Pancreatic cancer, which claimed the life of Jeopardy! host Alex Trebek last November, occurs when cells in the pancreas undergo a change that can cause them to grow and behave differently. This process can give rise to a malignant tumour, which can spread to other parts of the body and eventually kill the patient. Currently, patients with pancreatic cancer have an extremely poor prognosis. Only eight percent of those diagnosed will survive their disease for five years or more and there are few effective treatment options.

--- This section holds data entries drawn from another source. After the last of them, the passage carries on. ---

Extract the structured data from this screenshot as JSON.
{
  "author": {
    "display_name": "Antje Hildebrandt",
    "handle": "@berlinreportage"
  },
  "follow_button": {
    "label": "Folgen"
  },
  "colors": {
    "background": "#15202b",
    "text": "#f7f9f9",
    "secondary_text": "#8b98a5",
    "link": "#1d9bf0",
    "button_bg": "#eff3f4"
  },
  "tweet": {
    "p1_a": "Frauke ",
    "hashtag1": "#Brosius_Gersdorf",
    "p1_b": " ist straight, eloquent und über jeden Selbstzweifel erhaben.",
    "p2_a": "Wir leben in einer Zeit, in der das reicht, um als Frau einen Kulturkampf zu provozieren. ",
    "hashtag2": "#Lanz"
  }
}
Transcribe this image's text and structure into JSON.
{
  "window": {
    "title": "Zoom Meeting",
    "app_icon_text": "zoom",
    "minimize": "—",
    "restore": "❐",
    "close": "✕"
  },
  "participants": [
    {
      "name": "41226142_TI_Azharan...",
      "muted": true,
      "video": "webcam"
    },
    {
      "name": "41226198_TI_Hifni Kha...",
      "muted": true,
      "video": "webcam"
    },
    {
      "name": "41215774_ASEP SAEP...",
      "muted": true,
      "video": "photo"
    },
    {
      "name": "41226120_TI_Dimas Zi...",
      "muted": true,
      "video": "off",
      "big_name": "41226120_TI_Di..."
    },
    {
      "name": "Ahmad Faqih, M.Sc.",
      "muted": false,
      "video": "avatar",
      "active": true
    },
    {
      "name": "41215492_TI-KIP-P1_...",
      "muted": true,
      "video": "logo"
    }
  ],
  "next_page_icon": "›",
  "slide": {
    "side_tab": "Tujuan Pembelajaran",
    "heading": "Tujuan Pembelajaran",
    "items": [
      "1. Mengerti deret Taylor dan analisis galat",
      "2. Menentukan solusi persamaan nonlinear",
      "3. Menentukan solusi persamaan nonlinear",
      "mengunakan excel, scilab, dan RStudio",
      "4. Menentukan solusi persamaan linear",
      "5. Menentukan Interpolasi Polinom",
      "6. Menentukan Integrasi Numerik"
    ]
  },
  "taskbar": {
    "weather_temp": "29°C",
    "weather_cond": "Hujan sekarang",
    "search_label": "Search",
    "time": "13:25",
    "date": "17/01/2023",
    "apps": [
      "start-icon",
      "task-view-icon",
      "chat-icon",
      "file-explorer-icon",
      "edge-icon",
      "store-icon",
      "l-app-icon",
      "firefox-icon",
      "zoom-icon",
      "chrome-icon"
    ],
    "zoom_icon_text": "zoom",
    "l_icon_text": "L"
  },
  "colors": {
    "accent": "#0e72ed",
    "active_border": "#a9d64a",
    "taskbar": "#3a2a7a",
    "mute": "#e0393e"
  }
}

The team analyzed the effects of four FDA-approved benzimidazole-based anthelmintics—fenbendazole, mebendazole, oxibendazole and parbendazole—on AsPC-1 and Capan-2 pancreatic cancer cells. While the drugs had similar lipophilicity and pharmacokinetic properties, parbendazole was the most potent drug in decreasing cell viability in both AsPC-1 and Capan-2 cells. It also markedly inhibited growth, abolished clonogenic activity, altered microtubule organization and drastically perturbed migration in PC cells. Parbendazole also synergistically affected the viability of PC cells in combination with gemcitabine, a first-line treatment for pancreatic cancer.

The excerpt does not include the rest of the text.